As these wearables and sensors proliferate, a great deal of data will be generated. This opportunity must be managed with careful data analysis and algorithms in order to provide physicians with the information they need to conduct meaningful real-time virtual consulting sessions and manage large populations remotely. These types of systems allow caregivers to provide high quality patient care and support government mandate outcome and evidence based guidelines. Public health departments will have the ability to monitor underserved populations with low cost systems that require less human intervention, pushing towards disease prevention and early detection rather than late stage conditions that are more expensive and difficult to manage. Patients will have the ability to take on more of the responsibility of their future health and lower their out of pocket costs.

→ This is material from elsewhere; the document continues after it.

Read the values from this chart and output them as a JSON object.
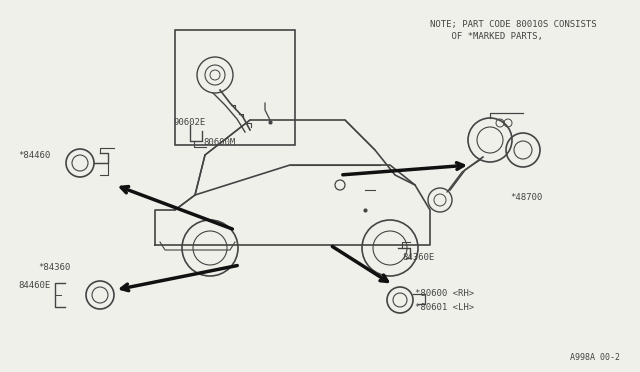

The healthcare industry will face many challenges in implementing systems that leverage these wearable devices. Some more obvious concerns are the technology costs and time to implement, the number of options and the training required to place more care in the hands of the patient. Further, many health care systems will need to show a return on these investments and this will require larger systems to carefully choose which systems and platforms to implement and take advantage of future revisions to bring more patient types and better data analysis to the solution.
Interoperability will be another consideration to the IT department, as the number of disparate systems that will contain these data sources – whether part of other health care providers or commercially available systems or even from devices that individual patients may purchase on their own. Healthcare exchanges are being developed to handle data interactions between large healthcare systems, but this will not solve all the issues. Device manufacturers must work together to build systems that can easily make data available to the clinicians and consumers. Since device and application creators are not accustomed to sharing their intellectual property with one another and most of the time they are not familiar with the needs of the healthcare industry, a third party product lifecycle company with a birds-eye view of the healthcare industry can help facilitate the relationship and assist with industry knowledge.
The future of healthcare will require more effort to manage a growing population and wearable computing devices are a solution to manage this. The recent proliferation of devices and sensors will create new concerns around mountains of data, but with carefully designed software systems that will transform this data into meaningful, outcome driven results. With the number of devices and sensors that are available in the market, healthcare payers and providers will have another tool to help manage this growing population.